Die Definition lässt allerdings sehr viel Raum für Interpretation. Wichtig ist, dass Nachhaltigkeit nicht nur auf einer ökologischen Ebene gelebt werden soll, sondern auch auf einer ökonomischen und sozialen. Die drei Dimensionen sollen hierbei gleichzeitig und gleichermassen verfolgt werden, wie sie im sogenannten «drei Säulen Modell» zusammengefasst sind.

Der Begriff im Alltag

Im ganzen Definitions- und Verwendungswirrwarr des Begriffs ist es manchmal gar nicht so einfach, den Überblick zu behalten. Deshalb hier ein paar explizite Beschreibungen, die aufzeigen was mit der Verwendung des Begriffs in alltäglichen Situationen gemeint ist. 

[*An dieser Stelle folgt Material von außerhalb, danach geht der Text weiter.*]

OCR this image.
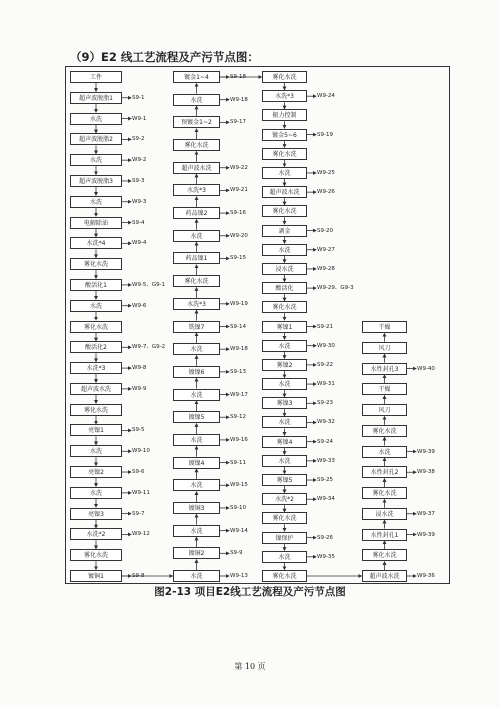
（9）E2 线工艺流程及产污节点图：
工件
超声波脱脂1	S9-1
水洗	W9-1
超声波脱脂2	S9-2
水洗	W9-2
超声波脱脂3	S9-3
水洗	W9-3
电解除油	S9-4
水洗*4	W9-4
雾化水洗
酸活化1	W9-5、G9-1
水洗	W9-6
雾化水洗
酸活化2	W9-7、G9-2
水洗*3	W9-8
超声波水洗	W9-9
雾化水洗
亮镍1	S9-5
水洗	W9-10
亮镍2	S9-6
水洗	W9-11
亮镍3	S9-7
水洗*2	W9-12
雾化水洗
镀铜1	S9-8
镀金1~4	S9-18
水洗	W9-18
预镀金1~2	S9-17
雾化水洗
超声波水洗	W9-22
水洗*3	W9-21
药品镍2	S9-16
水洗	W9-20
药品镍1	S9-15
雾化水洗
水洗*3	W9-19
铣镍7	S9-14
水洗	W9-18
镀镍6	S9-13
水洗	W9-17
镀镍5	S9-12
水洗	W9-16
镀镍4	S9-11
水洗	W9-15
镀铜3	S9-10
水洗	W9-14
镀铜2	S9-9
水洗	W9-13
雾化水洗
水洗*3	W9-24
振力控制
镀金5~6	S9-19
雾化水洗
水洗	W9-25
超声波水洗	W9-26
雾化水洗
剥金	S9-20
水洗	W9-27
浸水洗	W9-28
酸活化	W9-29、G9-3
雾化水洗
雾镍1	S9-21
水洗	W9-30
雾镍2	S9-22
水洗	W9-31
雾镍3	S9-23
水洗	W9-32
雾镍4	S9-24
水洗	W9-33
雾镍5	S9-25
水洗*2	W9-34
雾化水洗
镍保护	S9-26
水洗	W9-35
雾化水洗
干燥
风刀
水性封孔3	W9-40
干燥
风刀
雾化水洗
水洗	W9-39
水性封孔2	W9-38
雾化水洗
浸水洗	W9-37
水性封孔1	W9-39
雾化水洗
超声波水洗	W9-36
图2-13 项目E2线工艺流程及产污节点图
第 10 页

In der Wirtschaft wird der Begriff meist mit folgender Definition verwendet: «Nachhaltigkeit bedeutet, nicht Gewinne zu erwirtschaften, die dann in Umwelt- und Sozialprojekte fliessen, sondern Gewinne bereits umwelt- und sozialverträglich zu erwirtschaften.»

Bei nachhaltigen Produkten ist oft gemeint, dass diese über ihre gesamte Lebensdauer ressourcenschonend sind. Somit wird meistens nur der ökologische Aspekt beachtet. Durch die blosse Verwendung des Begriffs weiss der/die Konsument:in aber nicht, wie viele Ressourcen tatsächlich geschont werden. Deshalb ist hier Vorsicht geboten, da einige Konzerne ihre Produkte auch gerne mit dem Begriff schmücken, um Konsument:innen zum Kauf zu motivieren. Dies nennt man «greenwashing». Auch bei einem nachhaltigen Lebensstil spricht man vor allem von der Verminderung des ökologischen Fussabdrucks durch alltägliche Tätigkeiten und Verhaltensweisen.

Abschliessend kann gesagt werden, es ist nicht immer alles grün und gut, das mit dem Wort Nachhaltigkeit glänzt. Deshalb lohnt es sich einen Blick hinter die Fassade zu werfen und herauszufinden, was bei der Verwendung genau gemeint ist. Denn Taten sind bekanntlich grösser als Worte auf irgendwelchen Werbeplakaten.